In northwestern New Mexico, the Navajo Tribal Utility Authority laid 550 miles of fiber and built or upgraded 59 microwave towers in across the reservation, while Western New Mexico Telephone Co. brought broadband to critical community facilities in southwestern New Mexico. In central New Mexico, ENMR-Plateau Telecommunications in Clovis built 74 miles of fiber-optic line in the Estancia Valley.
And the state Department of Information Technology used its grant to create an online map of broadband and launch studies.
The U. S. Department of Agriculture continues to fund rural broadband, most recently lending $5.3 million to Mescalero Apache Telecom to build a broadband system. And the Federal Communications Commission awarded $15.4 million to three healthcare organizations to build a rural telehealth broadband network.
Altogether, it's a big step forward, but we can't rest on our shovels. Rural providers still have gaps in their service areas.
New Mexico still lags most of the nation, and rural New Mexico lags urban New Mexico. Last year, the website broadbandnow.com ranked New Mexico the 37th most connected state and said that access to a high-speed connection (at least 10 megabits per second) has improved from 72.8 percent to 83.5 percent of New Mexicans.

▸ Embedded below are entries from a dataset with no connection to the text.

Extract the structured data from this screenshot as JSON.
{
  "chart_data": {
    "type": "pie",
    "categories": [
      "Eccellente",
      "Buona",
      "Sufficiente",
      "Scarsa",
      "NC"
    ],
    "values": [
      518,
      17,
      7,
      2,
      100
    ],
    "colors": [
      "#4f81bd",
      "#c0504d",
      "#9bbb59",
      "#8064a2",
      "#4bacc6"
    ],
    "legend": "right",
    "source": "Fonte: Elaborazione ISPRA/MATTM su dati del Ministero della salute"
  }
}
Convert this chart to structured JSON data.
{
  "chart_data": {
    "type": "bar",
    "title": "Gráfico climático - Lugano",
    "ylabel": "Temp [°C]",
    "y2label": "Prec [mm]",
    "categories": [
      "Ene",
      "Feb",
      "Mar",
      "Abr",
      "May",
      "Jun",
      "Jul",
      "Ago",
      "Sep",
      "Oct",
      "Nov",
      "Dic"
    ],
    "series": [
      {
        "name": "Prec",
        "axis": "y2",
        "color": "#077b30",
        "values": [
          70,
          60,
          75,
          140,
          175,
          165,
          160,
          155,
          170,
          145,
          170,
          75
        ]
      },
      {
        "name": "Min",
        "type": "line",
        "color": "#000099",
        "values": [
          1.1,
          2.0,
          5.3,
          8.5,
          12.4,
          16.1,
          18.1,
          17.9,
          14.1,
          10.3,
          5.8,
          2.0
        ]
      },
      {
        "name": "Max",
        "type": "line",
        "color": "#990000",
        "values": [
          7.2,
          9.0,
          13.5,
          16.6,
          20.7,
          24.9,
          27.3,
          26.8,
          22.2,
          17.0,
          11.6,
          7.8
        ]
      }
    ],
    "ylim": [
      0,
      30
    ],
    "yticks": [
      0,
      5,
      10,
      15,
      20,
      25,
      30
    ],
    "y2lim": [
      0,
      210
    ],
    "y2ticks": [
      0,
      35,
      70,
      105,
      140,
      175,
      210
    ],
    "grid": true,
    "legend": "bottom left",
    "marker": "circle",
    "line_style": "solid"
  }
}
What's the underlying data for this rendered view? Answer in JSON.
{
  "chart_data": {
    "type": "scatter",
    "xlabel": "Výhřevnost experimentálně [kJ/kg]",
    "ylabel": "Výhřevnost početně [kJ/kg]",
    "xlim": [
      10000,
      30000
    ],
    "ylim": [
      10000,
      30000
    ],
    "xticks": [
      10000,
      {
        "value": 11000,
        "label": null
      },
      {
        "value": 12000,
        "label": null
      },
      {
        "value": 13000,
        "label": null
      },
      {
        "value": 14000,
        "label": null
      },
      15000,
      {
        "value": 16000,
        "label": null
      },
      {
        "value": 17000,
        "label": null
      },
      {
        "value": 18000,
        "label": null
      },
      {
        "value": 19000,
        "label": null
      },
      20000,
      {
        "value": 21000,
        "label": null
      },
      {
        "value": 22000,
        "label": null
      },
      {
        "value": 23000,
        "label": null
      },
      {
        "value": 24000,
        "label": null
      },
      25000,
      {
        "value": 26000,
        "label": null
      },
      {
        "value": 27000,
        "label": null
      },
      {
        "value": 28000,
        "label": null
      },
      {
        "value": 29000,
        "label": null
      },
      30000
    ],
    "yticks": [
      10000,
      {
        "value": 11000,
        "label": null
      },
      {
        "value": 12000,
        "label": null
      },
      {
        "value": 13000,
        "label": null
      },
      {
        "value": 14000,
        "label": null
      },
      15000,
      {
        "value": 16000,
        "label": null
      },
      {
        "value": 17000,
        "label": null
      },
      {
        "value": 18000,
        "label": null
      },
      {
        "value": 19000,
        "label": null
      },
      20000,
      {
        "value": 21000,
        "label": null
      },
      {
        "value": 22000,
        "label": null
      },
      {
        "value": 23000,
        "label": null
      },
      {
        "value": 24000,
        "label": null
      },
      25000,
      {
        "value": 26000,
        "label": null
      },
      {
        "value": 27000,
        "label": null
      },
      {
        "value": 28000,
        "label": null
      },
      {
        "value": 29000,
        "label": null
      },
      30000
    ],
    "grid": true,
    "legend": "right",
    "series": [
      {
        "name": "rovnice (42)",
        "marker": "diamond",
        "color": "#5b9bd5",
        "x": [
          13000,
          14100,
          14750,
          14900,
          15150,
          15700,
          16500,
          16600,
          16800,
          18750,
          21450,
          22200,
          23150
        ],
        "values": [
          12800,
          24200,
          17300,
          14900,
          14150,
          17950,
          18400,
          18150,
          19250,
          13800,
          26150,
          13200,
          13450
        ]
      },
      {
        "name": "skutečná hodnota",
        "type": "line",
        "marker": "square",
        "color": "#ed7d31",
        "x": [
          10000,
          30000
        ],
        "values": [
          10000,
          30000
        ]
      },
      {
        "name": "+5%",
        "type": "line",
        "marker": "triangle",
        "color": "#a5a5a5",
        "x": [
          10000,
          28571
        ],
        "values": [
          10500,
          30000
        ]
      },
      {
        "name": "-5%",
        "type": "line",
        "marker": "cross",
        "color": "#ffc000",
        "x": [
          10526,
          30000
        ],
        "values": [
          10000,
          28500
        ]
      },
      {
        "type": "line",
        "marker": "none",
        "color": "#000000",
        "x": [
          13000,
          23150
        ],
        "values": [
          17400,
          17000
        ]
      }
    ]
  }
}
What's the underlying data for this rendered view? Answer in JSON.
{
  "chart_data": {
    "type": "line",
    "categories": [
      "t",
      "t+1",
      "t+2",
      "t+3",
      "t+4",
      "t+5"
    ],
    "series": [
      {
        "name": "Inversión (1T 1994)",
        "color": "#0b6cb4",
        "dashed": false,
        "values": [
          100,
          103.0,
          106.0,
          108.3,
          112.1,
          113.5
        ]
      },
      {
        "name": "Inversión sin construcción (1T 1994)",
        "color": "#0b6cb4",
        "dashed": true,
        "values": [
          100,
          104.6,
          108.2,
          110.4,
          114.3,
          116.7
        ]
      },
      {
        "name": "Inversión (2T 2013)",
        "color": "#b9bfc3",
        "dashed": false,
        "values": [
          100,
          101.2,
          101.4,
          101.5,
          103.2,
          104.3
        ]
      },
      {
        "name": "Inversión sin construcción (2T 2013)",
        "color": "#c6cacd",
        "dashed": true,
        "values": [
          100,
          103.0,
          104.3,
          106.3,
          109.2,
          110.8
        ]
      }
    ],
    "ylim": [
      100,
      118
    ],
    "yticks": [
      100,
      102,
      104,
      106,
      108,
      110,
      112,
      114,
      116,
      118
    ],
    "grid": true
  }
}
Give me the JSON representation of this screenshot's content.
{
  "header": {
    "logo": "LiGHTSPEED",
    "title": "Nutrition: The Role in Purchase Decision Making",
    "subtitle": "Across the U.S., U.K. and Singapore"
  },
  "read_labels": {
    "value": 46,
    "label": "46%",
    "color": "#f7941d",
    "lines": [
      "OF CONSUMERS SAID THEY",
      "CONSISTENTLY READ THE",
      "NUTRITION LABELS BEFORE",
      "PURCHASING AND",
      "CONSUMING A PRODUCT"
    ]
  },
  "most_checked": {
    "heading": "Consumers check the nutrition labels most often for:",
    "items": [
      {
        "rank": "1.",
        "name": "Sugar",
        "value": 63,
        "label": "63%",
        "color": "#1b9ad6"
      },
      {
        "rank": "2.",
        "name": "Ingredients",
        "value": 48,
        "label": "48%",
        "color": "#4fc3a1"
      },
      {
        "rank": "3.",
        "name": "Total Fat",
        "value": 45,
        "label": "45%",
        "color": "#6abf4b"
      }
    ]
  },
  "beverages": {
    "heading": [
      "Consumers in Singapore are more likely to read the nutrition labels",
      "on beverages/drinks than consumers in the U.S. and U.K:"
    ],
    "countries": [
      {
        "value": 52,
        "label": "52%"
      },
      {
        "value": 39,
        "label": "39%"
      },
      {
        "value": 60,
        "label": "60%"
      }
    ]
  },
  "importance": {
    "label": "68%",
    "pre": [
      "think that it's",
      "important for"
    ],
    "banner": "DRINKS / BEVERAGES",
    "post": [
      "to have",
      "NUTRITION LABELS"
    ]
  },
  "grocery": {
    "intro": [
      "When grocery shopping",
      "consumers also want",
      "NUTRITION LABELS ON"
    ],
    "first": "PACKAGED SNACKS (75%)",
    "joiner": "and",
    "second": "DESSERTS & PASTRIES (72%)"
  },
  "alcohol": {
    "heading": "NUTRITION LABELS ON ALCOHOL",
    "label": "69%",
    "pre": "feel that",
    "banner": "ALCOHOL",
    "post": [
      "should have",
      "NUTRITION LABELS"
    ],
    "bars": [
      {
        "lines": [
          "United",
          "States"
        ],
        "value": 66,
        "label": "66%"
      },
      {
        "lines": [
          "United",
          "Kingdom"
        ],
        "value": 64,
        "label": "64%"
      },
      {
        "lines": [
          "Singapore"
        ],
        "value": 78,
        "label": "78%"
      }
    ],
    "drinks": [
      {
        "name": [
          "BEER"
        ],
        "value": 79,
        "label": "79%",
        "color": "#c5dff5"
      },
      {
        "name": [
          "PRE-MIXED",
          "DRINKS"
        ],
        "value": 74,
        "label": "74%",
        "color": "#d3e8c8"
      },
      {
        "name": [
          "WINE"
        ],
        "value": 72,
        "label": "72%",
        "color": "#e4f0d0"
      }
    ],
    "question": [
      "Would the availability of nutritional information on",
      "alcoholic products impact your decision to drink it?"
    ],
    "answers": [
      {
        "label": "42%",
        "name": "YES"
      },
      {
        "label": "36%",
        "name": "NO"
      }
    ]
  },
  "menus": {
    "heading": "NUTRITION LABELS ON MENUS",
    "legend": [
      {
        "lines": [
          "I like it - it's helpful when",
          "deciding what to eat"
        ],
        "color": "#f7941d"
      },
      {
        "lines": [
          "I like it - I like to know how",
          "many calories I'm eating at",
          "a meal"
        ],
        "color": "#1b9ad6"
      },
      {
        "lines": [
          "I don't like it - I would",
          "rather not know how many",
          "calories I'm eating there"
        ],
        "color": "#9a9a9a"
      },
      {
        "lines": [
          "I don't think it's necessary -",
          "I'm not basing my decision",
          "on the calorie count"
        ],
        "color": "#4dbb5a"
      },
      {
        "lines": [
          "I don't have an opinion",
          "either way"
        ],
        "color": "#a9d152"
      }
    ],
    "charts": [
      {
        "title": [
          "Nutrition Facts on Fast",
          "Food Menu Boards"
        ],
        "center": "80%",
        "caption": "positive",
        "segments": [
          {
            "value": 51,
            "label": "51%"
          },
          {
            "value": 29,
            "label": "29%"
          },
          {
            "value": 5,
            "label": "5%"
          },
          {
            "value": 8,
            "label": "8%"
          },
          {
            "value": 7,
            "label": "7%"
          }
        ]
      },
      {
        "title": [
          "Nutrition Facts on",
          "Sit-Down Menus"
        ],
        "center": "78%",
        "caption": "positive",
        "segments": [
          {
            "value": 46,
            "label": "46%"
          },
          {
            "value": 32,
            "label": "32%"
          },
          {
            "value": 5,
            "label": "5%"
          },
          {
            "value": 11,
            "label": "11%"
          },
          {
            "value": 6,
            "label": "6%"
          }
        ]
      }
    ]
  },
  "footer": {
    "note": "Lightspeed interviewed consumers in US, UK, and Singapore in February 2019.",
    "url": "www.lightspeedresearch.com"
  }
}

That still leaves many thousands without access or with access to just one provider, so they don't have the option to switch. And speed is iffy because sometimes it's not what the providers say it is.
Since rural electrification in the 1930s, the federal government has stepped in to help citizens in sparsely settled places gain services their city cousins took for granted. The stimulus money followed that course, and the USDA and FCC are still awarding grants, but the state needs to step up.
Last year the interim Legislative Jobs Council produced a bill to provide $300,000 every year for broadband implementation. It died, but broadband is still on a lot of wish lists.
Look for a bigger, better broadband bill in the next legislative session.